Che cosa fa la poesia? [4]
Oltre Esiodo: vi dico io che cosa fa

Nei precedenti interventi (qui l’ultimo) ho affrontato questo tema a partire da Esiodo e poi ho cercato di spiegare che cosa secondo me fa la poesia. Ho anticipato che io credo che la poesia faccia tre cose e ho cominciato a parlare della prima, che si può sintetizzare così: attraverso il suono della parola, la poesia fa il disvelamento di ‘ciò che è’ nel suo dispiegarsi lungo il tempo; ho anche precisato che, di conseguenza, fa il disvelamento della contraddizione insanabile tra il tempo e ciò che è e che, anzi, il ποιητής precipita volutamente dentro questa contraddizione e lo fa confondendosi con il mito, con l’immagine (una delle possibili immagini) di «ciò che è e ciò che è stato» e, quindi, prestando al mito, dall’interno, il suono della sua parola. Ho anche appena accennato a quella che io credo sia la seconda cosa che fa la poesia: traducendo in modo provvisorio e approssimativo il verbo greco θαυμάζειν, ho scritto che la poesia fa meravigliare. E da qui riprendiamo il discorso per portarlo vicino alla conclusione (ci vorrà una quinta puntata per concluderlo, ma siate pazienti).
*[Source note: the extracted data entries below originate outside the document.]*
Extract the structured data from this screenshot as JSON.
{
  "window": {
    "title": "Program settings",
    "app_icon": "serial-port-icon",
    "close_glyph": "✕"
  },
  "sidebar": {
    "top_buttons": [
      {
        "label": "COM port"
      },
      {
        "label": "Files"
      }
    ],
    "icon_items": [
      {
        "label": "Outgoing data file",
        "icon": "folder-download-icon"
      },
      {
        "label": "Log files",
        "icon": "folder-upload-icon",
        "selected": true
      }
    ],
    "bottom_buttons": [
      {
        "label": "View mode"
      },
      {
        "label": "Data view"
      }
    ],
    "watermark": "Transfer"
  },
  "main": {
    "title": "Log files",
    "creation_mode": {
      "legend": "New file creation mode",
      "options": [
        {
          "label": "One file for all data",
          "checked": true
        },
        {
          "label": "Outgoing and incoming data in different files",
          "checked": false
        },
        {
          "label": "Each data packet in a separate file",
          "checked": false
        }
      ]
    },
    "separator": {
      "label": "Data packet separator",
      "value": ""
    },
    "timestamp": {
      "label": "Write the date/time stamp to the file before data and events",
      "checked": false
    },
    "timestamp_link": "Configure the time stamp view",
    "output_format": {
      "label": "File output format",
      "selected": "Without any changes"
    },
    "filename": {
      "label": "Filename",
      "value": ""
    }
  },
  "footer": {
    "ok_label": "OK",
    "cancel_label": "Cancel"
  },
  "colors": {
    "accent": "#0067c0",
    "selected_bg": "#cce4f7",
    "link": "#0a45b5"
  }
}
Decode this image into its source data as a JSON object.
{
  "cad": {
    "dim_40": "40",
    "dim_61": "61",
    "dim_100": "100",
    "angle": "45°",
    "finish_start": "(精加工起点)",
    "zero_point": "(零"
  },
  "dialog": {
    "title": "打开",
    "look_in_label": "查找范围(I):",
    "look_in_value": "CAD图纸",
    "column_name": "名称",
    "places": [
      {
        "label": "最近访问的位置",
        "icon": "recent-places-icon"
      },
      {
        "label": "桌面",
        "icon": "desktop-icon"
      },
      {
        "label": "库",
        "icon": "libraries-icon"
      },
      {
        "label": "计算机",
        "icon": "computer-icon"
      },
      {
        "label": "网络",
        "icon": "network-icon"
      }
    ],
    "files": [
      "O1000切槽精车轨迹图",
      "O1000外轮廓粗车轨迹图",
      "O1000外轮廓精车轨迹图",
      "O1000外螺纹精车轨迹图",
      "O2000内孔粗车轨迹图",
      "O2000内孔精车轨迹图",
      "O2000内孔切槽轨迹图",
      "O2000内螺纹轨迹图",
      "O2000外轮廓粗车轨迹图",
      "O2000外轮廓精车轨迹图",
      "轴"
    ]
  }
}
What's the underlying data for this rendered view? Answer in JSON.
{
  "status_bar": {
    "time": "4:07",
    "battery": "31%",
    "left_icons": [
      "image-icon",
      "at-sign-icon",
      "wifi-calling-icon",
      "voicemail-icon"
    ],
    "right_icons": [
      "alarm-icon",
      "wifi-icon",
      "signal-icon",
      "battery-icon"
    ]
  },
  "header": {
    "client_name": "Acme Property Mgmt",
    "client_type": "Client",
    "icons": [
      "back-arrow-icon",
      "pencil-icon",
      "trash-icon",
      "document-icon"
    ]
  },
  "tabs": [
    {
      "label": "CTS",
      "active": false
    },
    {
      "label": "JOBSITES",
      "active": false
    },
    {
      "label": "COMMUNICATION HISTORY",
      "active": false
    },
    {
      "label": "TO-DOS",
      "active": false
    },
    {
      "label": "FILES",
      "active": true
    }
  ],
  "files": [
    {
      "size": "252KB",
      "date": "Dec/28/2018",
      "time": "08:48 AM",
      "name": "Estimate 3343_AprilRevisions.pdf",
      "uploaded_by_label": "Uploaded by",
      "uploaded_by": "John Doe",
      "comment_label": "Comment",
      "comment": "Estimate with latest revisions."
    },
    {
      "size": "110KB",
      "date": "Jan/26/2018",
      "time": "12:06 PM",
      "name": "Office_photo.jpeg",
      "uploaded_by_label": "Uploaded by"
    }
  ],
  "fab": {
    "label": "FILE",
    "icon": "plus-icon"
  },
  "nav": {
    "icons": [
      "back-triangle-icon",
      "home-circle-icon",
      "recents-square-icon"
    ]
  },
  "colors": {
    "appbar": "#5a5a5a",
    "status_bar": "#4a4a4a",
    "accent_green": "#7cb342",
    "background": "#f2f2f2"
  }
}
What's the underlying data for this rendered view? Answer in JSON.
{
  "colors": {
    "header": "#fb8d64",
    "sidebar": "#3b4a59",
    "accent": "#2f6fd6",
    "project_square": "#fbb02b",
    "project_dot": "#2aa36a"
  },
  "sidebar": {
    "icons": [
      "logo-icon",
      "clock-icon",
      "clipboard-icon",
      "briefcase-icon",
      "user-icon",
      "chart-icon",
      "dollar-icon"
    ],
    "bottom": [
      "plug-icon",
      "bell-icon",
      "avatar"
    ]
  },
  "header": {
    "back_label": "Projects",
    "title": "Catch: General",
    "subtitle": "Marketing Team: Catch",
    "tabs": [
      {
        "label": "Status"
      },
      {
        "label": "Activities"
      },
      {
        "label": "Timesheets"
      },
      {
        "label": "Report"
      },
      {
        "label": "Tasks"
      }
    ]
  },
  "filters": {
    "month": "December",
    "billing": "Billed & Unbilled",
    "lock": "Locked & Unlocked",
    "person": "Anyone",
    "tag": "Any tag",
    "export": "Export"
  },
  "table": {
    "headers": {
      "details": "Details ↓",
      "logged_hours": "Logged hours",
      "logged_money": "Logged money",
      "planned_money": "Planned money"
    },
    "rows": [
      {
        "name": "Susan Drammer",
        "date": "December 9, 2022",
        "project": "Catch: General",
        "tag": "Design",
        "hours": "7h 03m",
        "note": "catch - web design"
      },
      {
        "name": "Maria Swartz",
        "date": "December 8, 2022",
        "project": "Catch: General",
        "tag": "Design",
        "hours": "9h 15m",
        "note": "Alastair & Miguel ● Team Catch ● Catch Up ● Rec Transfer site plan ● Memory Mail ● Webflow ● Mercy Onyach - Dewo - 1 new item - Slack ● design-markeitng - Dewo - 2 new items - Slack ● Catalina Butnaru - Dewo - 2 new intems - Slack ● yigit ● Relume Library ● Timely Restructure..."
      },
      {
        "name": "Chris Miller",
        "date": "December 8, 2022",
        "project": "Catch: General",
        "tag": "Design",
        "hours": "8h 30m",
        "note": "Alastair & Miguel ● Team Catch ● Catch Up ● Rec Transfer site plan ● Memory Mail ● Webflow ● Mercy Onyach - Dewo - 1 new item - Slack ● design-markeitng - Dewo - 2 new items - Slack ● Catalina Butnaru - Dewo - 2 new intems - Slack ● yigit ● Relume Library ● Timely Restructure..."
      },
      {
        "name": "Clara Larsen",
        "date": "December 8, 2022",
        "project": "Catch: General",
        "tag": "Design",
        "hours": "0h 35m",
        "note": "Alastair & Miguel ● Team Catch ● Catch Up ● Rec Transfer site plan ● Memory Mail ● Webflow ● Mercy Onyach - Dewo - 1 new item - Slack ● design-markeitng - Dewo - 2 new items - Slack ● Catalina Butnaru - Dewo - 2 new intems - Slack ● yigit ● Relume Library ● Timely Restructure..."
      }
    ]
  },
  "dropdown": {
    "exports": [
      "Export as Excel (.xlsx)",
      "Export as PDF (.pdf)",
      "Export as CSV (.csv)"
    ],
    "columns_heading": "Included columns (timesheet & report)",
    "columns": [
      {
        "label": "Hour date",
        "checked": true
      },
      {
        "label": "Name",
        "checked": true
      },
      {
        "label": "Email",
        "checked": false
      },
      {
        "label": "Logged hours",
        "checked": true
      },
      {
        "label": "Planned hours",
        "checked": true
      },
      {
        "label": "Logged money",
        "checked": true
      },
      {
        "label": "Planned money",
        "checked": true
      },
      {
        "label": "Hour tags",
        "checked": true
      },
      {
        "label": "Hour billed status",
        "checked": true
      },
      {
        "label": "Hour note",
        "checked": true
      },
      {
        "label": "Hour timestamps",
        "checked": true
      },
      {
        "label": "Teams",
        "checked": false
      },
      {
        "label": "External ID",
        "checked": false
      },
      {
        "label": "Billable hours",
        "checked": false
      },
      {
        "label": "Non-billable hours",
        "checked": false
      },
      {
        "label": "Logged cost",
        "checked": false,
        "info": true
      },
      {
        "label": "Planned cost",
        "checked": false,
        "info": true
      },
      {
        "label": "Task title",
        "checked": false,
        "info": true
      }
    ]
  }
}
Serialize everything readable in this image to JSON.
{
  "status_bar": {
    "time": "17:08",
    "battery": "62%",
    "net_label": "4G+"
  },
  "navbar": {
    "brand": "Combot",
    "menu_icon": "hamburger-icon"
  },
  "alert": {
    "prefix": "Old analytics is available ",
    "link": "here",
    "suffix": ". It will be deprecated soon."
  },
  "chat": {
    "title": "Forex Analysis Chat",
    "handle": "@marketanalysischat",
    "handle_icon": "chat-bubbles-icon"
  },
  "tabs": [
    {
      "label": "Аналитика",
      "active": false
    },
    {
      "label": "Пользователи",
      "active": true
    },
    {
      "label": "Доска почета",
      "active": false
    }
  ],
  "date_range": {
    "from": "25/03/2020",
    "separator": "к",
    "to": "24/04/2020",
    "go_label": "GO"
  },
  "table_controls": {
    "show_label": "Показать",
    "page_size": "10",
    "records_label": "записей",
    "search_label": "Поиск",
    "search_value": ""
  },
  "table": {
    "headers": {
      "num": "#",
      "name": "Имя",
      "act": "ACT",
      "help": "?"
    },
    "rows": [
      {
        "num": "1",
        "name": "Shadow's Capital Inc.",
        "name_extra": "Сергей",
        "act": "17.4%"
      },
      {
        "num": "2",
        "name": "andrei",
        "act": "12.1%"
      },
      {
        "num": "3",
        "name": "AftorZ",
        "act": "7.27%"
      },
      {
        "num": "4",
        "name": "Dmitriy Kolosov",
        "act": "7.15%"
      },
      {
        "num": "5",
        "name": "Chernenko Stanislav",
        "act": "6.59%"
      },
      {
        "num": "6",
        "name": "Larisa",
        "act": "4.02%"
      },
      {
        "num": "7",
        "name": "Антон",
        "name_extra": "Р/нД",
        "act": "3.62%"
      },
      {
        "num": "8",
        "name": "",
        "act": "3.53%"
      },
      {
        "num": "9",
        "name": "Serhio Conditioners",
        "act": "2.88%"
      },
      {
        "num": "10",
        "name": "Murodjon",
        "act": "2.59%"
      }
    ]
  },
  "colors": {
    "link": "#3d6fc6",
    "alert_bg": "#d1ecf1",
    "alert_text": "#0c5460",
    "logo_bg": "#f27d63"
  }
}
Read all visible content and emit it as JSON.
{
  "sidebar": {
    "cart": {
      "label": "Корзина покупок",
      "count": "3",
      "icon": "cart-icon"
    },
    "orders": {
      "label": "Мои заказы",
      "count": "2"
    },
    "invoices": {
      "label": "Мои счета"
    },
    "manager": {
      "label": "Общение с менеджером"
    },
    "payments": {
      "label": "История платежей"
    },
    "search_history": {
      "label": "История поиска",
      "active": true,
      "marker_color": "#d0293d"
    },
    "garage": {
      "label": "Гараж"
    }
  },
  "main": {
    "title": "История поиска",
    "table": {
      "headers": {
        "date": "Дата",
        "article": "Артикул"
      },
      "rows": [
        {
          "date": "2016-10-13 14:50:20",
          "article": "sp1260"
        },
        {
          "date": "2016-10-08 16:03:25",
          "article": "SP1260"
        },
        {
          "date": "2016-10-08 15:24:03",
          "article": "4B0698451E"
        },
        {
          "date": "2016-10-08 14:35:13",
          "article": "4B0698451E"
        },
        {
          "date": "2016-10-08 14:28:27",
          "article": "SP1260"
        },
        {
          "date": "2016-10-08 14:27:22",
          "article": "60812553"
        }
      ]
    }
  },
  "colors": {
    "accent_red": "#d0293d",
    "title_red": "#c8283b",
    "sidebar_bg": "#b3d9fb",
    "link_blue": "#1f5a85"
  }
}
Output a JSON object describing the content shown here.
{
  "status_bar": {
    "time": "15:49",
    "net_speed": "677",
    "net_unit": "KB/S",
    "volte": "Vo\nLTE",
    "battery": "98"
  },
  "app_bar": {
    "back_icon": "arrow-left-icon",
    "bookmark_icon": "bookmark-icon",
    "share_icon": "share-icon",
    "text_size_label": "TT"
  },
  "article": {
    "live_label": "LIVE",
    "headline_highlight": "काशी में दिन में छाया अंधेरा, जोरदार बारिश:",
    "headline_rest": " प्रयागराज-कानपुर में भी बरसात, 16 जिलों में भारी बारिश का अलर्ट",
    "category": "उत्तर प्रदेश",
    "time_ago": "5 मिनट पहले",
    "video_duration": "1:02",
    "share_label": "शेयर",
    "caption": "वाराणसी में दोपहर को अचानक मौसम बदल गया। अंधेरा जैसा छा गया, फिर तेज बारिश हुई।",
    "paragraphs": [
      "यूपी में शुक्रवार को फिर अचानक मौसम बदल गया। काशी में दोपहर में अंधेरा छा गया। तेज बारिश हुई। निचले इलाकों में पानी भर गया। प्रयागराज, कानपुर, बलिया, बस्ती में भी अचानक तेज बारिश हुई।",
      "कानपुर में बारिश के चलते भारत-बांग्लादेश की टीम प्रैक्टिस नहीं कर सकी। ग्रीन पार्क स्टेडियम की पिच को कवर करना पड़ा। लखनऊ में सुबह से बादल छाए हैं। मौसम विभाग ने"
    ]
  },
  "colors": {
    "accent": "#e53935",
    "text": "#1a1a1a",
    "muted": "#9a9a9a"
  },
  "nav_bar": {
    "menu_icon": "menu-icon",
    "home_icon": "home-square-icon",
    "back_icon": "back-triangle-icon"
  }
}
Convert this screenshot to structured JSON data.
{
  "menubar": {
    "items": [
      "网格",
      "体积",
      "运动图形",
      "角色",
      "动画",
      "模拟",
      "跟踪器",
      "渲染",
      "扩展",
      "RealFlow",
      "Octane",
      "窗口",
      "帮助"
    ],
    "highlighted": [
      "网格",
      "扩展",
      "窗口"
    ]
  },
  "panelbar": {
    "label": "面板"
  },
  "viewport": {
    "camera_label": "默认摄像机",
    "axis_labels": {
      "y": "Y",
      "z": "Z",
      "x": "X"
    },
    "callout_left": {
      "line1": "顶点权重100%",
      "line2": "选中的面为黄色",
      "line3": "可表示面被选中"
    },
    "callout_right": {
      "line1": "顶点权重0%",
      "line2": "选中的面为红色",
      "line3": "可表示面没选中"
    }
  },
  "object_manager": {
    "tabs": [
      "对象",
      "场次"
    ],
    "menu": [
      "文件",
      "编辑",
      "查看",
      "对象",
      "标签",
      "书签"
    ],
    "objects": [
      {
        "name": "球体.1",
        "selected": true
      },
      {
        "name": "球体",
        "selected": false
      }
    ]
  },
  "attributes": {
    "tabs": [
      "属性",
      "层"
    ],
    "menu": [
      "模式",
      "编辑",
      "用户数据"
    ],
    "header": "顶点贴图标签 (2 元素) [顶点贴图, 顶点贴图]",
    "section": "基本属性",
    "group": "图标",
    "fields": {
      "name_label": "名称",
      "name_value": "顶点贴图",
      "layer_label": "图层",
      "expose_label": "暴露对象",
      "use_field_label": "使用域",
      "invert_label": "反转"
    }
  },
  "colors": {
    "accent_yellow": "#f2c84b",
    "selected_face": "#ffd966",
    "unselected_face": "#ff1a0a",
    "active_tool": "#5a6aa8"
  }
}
A scuola ci hanno insegnato a sorridere sui versi di Giambattista Marino secondo i quali


È del poeta il fin la meraviglia:
parlo dell’eccellente, non del goffo;
chi non sa far stupir vada a la striglia.


Per la verità io non rido affatto di questi versi. Intanto so che, per capirli bene, bisogna collocarli correttamente all’interno di un attacco portato dal Marino nei confronti di un collega che faceva stupire troppo. E poi mi sembra che qui non si dica in realtà niente di diverso rispetto a quanto viene percepito dal senso comune di tutti i lettori di poesia: e cioè la divergenza, appunto, del poeta dal senso comune stesso, il suo usare immagini sempre nuove (o, se immagini vecchie, comunque con sensi nuovi).
Questa cosa che il poeta fa è quella stessa che il Trattato del Sublime chiama, a proposito dell’arte oratoria, il συνενθουσιάν, cioè “l’entusiasmarsi insieme” [dell’ascoltatore e dell’oratore], il determinare una contagiosa atmosfera di meraviglia.

Di recente Harold Bloom ha ripreso a questo proposito un concetto elaborato da Owen Barfield nel 1928, quello di «strangeness of meaning» (‘stranezza di significato’), cioè «the quality of being unusual, unexpected or difficult to understand» (‘la qualità che consiste nell’essere non usuale, inaspettato o difficile da capire’). Questa “strangeness”, sottolinea Barfield, forse preoccupato di essere considerato un erede del Marino, «non ha relazione con ‘meraviglia’, perché ‘meraviglia’ è la nostra reazione a cose che noi siamo consapevoli di non comprendere pienamente o comunque di comprendere meno di quanto ci saremmo aspettati. L’elemento della stranezza nella bellezza ha l’effetto contrario. Scaturisce da un contatto con un tipo di coscienza differente da quello che ci è proprio, differente e tuttavia non così remoto che noi non possiamo in parte condividerlo, come necessariamente implica, in una tale connessione, la semplice parola “contatto”. «Strangeness», infatti, suscita meraviglia quando noi non comprendiamo. Immaginazione estetica quando comprendiamo» (Poetic Diction, 1928).

La poesia – dice dunque Barfield – fa, produce, un «avvertito, percepito cambiamento della coscienza» e questo percepito cambiamento della coscienza deriva dal tentativo di apprendere il significato del testo poetico nonostante la «strangeness of meaning». Questo «percepito cambiamento della coscienza» avviene in modo molto simile al «comune entusiasmo» che, in certi casi, come abbiamo visto, può legare, secondo Il Sublime, l’oratore e l’ascoltatore e costituisce una sorta di trasferimento del θαύμα (meraviglia) dall’esperienza del poeta in quella dell’ascoltatore. Nell’esperienza del poeta il θαύμα è la reazione a un non sapere: una reazione che produce, comunque, un disvelamento del vero. Nell’ascoltatore è la reazione a un non capire: e anche in questo caso – qui il contributo di Barfield si rivela essenziale – produce, possiamo dire, un disvelamento del vero significato del testo poetico attraverso uno shock di fronte alla sua congenita “strangeness”.

Ho introdotto questa qualifica di congenita per preparare il terreno alla terza cosa che fa la poesia. Ma questo sarà l’argomento della quinta e ultima “puntata” di questo mio intervento.